The Kenya Tourism Board (KTB) plans to aggressively promote Mount Kenya in overseas markets to attract more international tourists to the country.
Although Mount Kenya is the second tallest mountain in Africa, after Mount Kilimanjaro in Tanzania, its attractions have been overshadowed by Kenya’s premier products – the beach and safari.
Over the years, Kenya’s marketing campaigns in international markets have largely focused on the alluring white sand beaches at the Kenyan Coast and the wildlife hotspots such the Maasai Mara National Reserve, Amboseli National Park, Lake Nakuru National Park, Tsavo East and West National Parks.
According to KTB, Mount Kenya has the potential to woo more international holidaymakers including mountain climbers, given that it is part of the Mount Kenya National Park.
An area of 715 square kilometres around the centre of the mountain was designated as a national park and was listed as a Unesco World Heritage Site in 1997.
The scenery surrounding this designated heritage site is breathtaking.
It has pristine wilderness with lakes, tarns, glaciers, dense forest, mineral springs and a selection of rare and endangered species of animals, high altitude adapted plains game and unique alpine vegetation.
Wildlife include elephants, tree hyrax, white tailed mongoose, Suni, black fronted duiker, bush bucks, water bucks and elands.

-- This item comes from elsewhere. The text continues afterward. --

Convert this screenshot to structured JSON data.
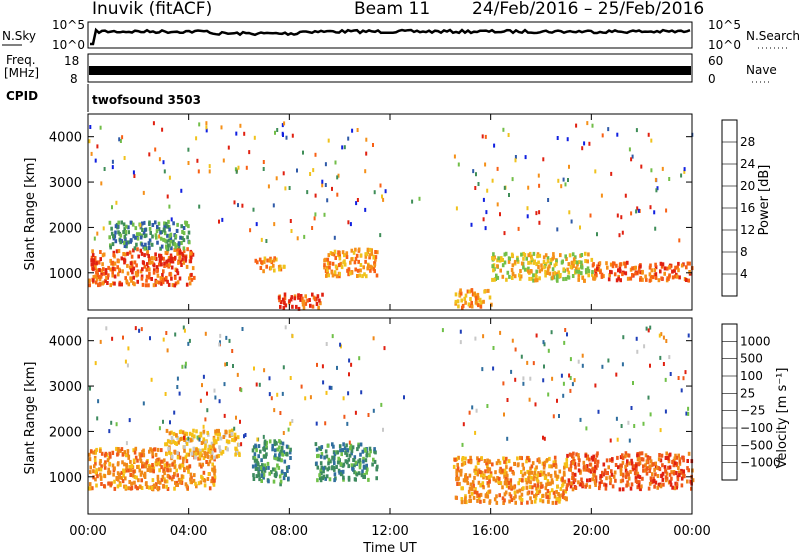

Rarely seen animals include leopard, bongo and giant forest hog as well as more than 30 bird species.
KTB Chairman Jimi Kariuki said the marketing agency would prioritise promoting Mount Kenya in key markets such as the United States, the United Kingdom, France and Italy to attract more mountain climbers.
“It is true that Mount Kenya has not been given much attention compared to beach and safari despite its natural beauty as well as the flora and fauna surrounding it,” he added.
Apart from mountain climbers, Mr Kariuki points out that the mountain can also attract wildlife enthusiasts and bird lovers.
Mt Kenya circuit
The KTB boss says when the mountain attracts more international tourists, it would help boost tourism in the Mount Kenya circuit.
Mr Kariuki adds that apart from Mount Kenya, the country has unexploited attractions such as the World War 1 battlefields in Taita Taveta, diverse cultures, lakes, rivers and forests.
For instance, Kakamega forest, he says, boasts 380 species of trees, 330 bird species, more than butterflies 400, 27 snake species and mammals.
Recently, the Kenya Tourism Board indicated that tourist numbers in Kenya might hit the 1.5 million mark by the end of this year.
Last year, Kenya received a total of 1.3 million tourists, with 877,000 arrivals from overseas markets while the rest were cross-border visitors.